The same cannot be said for the new middle school, the document implied, listing one of the “cons” as “minimal renovation to existing buildings.”
The Board’s vote came after Brian Walker, of Vannoy Construction — the contractor for the project — informed the board that costs of building materials and labor “are continuing to go up.”
But, he added, they are “not going up at the same rate and pace they were going up in February through May.”
Because of this slight leveling, and because the companies had calculated continued price increases into the latest estimates, he said, these should not be dramatically exceeded by bid prices from subcontractors and suppliers.
But he also could not guarantee that the bids will come in at or under the budgeted amount.
“Unfortunately, I don’t have that crystal ball,” Walker said.

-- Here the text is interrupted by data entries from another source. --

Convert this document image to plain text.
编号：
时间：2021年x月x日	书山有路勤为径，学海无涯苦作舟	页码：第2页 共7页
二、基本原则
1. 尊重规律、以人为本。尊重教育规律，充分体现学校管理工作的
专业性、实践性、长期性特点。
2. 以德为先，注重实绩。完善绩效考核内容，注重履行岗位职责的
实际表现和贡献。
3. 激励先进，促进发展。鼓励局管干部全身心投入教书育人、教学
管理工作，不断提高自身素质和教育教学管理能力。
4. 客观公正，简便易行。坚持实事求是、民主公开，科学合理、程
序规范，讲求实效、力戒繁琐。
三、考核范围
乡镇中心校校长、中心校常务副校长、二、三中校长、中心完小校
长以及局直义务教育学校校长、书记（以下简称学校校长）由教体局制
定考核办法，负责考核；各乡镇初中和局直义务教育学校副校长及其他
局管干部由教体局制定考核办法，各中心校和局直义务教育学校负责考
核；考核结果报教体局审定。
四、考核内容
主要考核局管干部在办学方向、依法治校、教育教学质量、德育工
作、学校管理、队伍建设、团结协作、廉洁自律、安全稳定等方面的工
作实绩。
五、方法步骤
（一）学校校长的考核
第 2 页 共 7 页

Board Chair Tawny McCoy raised the prospect that the district will be able to pay for some renovations from the “capital outlay” funds approved annually by the Transylvania County Commission. These total about $1.6 million in the current fiscal year.
Commissioner Larry Chapman, who spoke at the meeting, did his best to dash these hopes.
Considering recent tax increases, including one designed to fund the bonds that will pay for the project, he said, “I don’t know where any money would come from to increase the capital outlay.”
And though he said he wasn’t speaking for the Commission, he floated the possibility that it would not approve bonds for such drastically altered plans.
He told McCoy he “would highly recommend” that she set up a joint meeting with the Board and Commission “to make sure (the Commission) is committed, based on your plans here and what our citizens want, to move this bond forward . . . We’re in dire straits here.”
McCoy, however, said that by choosing the new approach the board was doing the best it could to fulfill voters’ wishes in the face of unforeseen cost increases.
“This escalation that happened . . . is completely out of the control of the architects, the construction company and the Board of Education,” she said.
“I don’t like it. I hate it. But I feel like we have to move forward.”